I put my arm around him and whispered that it would all be O.K.


“Of course it will be – do you realize what has happened? We have gained an Uncle and his offspring. We are a larger family now – we have been given the gift of life and love.”


We said goodbye to Mr. Thomas – we each embraced and cried. I cried because this man whom I had always admired, whom I brought into my parents home had miraculously turned out to be my Grandfather’s brother. How can that happen? How could they have not ever met or have known anyone who knew them both? Especially living in the same city and with each of them kind of a celebrity in their on ways.
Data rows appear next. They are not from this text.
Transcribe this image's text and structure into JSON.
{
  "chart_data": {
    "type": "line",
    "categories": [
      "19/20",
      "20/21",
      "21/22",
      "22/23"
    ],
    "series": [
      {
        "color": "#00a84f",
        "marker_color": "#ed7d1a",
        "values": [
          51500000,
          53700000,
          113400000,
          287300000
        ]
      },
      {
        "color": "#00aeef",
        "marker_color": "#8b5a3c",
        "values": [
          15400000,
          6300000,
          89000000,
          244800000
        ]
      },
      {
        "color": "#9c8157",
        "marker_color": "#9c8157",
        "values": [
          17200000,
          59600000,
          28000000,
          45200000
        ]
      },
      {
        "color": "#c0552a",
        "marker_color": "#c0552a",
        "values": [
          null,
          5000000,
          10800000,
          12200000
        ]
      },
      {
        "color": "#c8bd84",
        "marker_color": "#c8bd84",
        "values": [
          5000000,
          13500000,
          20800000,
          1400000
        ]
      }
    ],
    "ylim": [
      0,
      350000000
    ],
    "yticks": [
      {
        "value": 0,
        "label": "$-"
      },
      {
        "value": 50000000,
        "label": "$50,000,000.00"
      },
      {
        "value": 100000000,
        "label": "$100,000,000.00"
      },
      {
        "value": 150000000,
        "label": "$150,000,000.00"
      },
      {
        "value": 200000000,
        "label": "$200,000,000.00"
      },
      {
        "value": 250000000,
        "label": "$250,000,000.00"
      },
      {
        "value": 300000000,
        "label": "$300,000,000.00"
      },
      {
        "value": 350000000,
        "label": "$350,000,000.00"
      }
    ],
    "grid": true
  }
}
My mother was waiting for us by the front window when we came back home. She was overwhelmed and you could tell she had been crying.  She hugged me when I walked in.


“By you bringing that man, a complete stranger to all of us, into our home…you have changed all of our worlds.”


“I knew him from the diner – he had been my friend for a while.” I said.


“Do not underestimate the good deed you have done – that good deed has led us to have an extended family – another 25 people! Can you imagine? I am overwhelmed.”


I am not sure if anyone slept that night – I know I didn’t. I kept thinking about my Uncle; Mr. Thomas. I kept thinking about my Grandfather and my uncle David – how they had mourned for each other and had lived a lifetime criminally apart – time stolen can never be repaid or forgiven. But acceptance of the crime committed against them was the only way they could move forward and hold on to the time they had left.


I lay awake with anticipation for the next day – I would not go to work – I would go to temple and I would pray. A miracle had occurred within my world. I had been touched and my world would never be the same again. Just to think it all began with my meeting a professional clown at a diner in Brooklyn.